Sweet as

Paturau Beach

In his book NZ Frenzy, Scott Cook starts off his discussion of Paturau (Pah-too-rau) Beach with these words: “Oh my god, no way, oh wow, I’ll be damned.”

He says it took him seven summers of travelling to New Zealand’s South Island before he made it to Paturau. We’re almost as tardy—it’s taken us four years to showcase this “sweet as” beach, slang in New Zealand for “as good as it gets.”

Getting there in Kohanga, our rental motorhome, wasn’t easy. It’s a thirty-two kilometre drive down Whanganui Bay Dry Road, the “Dry” in the name gave us comfort on this gravel road.

Paturau Beach is on private property but freedom camping on the beach is allowed at the end of Richard’s Road. Thank you Government of New Zealand!

Although it was late in the season, almost the end of April, equivalent to October here, we shared Paturau Beach with a couple in another motorhome and two unoccupied tents. A young woman practiced her downward dog on the beach. An older woman decided “Me, too.” An older man went for a swim. Hey, that was Magellan.

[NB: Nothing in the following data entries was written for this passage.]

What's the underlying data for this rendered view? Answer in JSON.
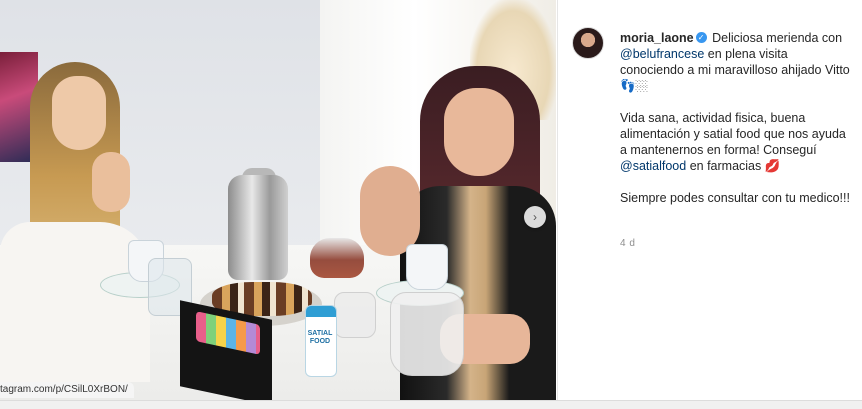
{
  "post": {
    "url_text": "tagram.com/p/CSilL0XrBON/",
    "next_glyph": "›",
    "jar_label": "SATIAL FOOD"
  },
  "panel": {
    "username": "moria_laone",
    "verified_glyph": "✓",
    "caption_p1_text": "Deliciosa merienda con",
    "mention_1": "@belufrancese",
    "caption_p1_text2": "en plena visita conociendo a mi maravilloso ahijado Vitto 👣🏼",
    "caption_p2_text": "Vida sana, actividad fisica, buena alimentación y satial food que nos ayuda a mantenernos en forma! Conseguí",
    "mention_2": "@satialfood",
    "caption_p2_text2": "en farmacias 💋",
    "caption_p3_text": "Siempre podes consultar con tu medico!!!",
    "timestamp": "4 d"
  },
  "colors": {
    "mention": "#00376b",
    "verified": "#3897f0",
    "timestamp": "#8e8e8e"
  }
}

The next morning, we took Scott’s advice and walked south on the beach to see low-tide gardens of Southern Hemisphere oddity. Limestone smoothed and fissured. Key-ring arches. Foil-like reflections. Tide water patterned like moired gray silk. Squiggly slot tunnels. Fossilled shells. Twinned chimneys.

Sweet as, like this fragment from a poem by Dunstan Thompson.

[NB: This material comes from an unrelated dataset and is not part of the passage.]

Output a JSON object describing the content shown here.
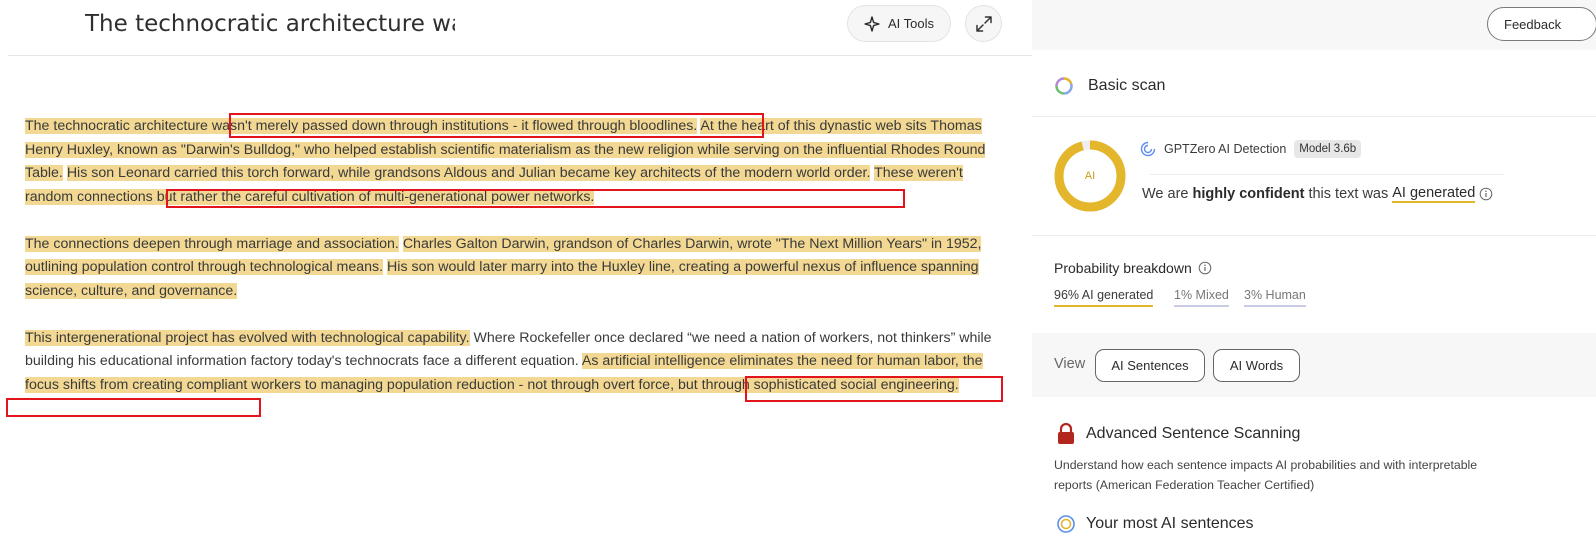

Seascape with Edwardian Figures
At moments when the tide goes out,
The stones, still wet and ringing with
The drained-off retrogressive sea,
Lie fresh like fish on market stalls
And, speckled, shine. Some seem to float
In crevices where wavelets froth
Forgotten by the watery
Departure towards the moon.

Navigation

Cook, Scott. NZ Frenzy New Zealand South Island. Oregon: Scott Cook, 2013.

Thompson, Dunstan. Poems 1950-1974. Eccles: Erskine Press, 1984.

11 Responses

  1. Amazing rock patterns, gorgeous photos, thanks!
    What types of rock are these? Are the erosional features mainly from tidal wear?

    1. The honeycomb weathering is definitely associated with the intertidal wave splash zone. It also appears to be algae that is preferentially growing along the fractures in the rock.

      1. Algae and rock weathering too, that’s interesting. Did you get any photos of the algae at work in the fractures? Tree and other plant roots also cause breakage.
        I don’t suppose there would be any freeze-thaw action there? That causes exfoliation, fractures, and other rock weathering patterns here. And potholes, haha.